I am a victim of dead "up" button on the remote control of PPI DCX730 processor. Never thought it would happen to me, but you know... I decided to take some pictures while fixing it. 

It will take 5 minutes, good soldering gun, tweezers will help too. What I did here was I got rid of dead button (might try to find like that one later on) and took one from Preset 6 to replace it with.

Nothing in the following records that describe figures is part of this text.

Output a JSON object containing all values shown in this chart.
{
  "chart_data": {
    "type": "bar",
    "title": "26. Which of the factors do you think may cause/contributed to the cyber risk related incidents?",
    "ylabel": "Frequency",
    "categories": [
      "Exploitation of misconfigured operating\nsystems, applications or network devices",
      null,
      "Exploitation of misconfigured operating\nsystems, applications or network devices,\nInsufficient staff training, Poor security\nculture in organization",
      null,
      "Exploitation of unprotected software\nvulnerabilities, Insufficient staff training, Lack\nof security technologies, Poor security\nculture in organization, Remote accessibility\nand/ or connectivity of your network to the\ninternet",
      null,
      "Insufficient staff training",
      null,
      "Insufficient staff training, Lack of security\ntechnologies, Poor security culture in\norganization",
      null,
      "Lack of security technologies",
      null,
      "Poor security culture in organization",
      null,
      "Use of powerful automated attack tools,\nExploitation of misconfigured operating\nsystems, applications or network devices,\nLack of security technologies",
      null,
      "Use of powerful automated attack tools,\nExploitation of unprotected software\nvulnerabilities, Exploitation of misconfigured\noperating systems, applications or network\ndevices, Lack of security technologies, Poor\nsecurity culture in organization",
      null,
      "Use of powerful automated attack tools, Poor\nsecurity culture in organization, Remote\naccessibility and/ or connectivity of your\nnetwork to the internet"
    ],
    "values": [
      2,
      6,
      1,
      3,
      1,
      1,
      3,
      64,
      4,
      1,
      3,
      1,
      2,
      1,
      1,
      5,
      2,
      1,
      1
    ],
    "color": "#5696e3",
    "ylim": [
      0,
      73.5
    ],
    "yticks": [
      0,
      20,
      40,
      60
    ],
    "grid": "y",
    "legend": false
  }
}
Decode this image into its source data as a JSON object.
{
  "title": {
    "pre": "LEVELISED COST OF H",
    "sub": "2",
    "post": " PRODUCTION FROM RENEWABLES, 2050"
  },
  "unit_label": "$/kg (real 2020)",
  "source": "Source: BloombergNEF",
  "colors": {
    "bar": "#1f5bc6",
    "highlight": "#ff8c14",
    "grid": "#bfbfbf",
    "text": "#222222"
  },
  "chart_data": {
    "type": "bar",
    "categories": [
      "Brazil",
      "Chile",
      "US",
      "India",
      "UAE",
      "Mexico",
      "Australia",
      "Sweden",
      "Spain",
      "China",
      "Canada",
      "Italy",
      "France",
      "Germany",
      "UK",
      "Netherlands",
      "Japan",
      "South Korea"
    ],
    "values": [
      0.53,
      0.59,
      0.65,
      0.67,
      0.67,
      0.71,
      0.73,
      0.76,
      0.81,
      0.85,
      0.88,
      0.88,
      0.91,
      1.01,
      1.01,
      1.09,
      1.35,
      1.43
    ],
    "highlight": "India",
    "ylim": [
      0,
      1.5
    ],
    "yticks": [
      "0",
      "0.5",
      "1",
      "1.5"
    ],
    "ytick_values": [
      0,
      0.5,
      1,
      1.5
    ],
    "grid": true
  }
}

So we have a dead button to deal with, in my case it was up arrow:










Undo two screws on the sides that hold plastic faceplate:










Carefully start separating face plate plastic with buttons from the rest of the control unit:










Undo the ribbon cable plug, it comes out by hand, no tools needed:










Once you undo it, you will be able to separate faceplate from the controller even more, opening access to 4 black phillips screw that hold PCB:


















Undo all 4 and start lifting PCB. BE CAREFUL as there are small tabs in plastic that hold PCB in. You can flex walls out to release PCB. You can see tabs towards the center of the picture:










Un solder what ever preset button you are ready to loose (make sure it is not the one that you have your best settings on right now):










Undo dead button:










And replace it with a good one: 










Close up what it should look like once you're done:










Putting it back together is a reverse, make sure you hook up the connector and don't get the ribbon jammed between plastics.


----------



## CMR22 (Feb 10, 2007)

Nice tutorial. You can also fix them without soldering in a new one just in case someone wasnt comfortable with a soldering iron. 

http://www.diymobileaudio.com/forum/showthread.php?t=19662

These are all destined to fail at some point, its just a question of when.


----------



## Whiterabbit (May 26, 2006)

http://www.partsexpress.com/pe/show...112&vReviewShow=1&vReviewRand=8141829#reviews

add some perfboard as a spacer and to center the wires, and should be good to go.

Alternately may be able to find that part on digikey.


----------



## mvw2 (Oct 2, 2005)

Ow, yours broke off. I got mine with a lop-sided #4 button had to take it appart to fix it. Mine didn't break like yours though, just was off the side of it somehow...although I can see it possibly doing it under normal use, might have happened when shipped.

You have the option of removing the flat data cable shown in picture #6 as well. It's just a flat ribbon that slides in a slot. The release is by pulling up on the brown clip around it. Pull up on the brown piece, the ribbon slides right out. To put back in, slide into the slot, hold in and press down on the brown clip to secure. It's just a little easier to fiddle with the controller unit without both parts attacked like that.


----------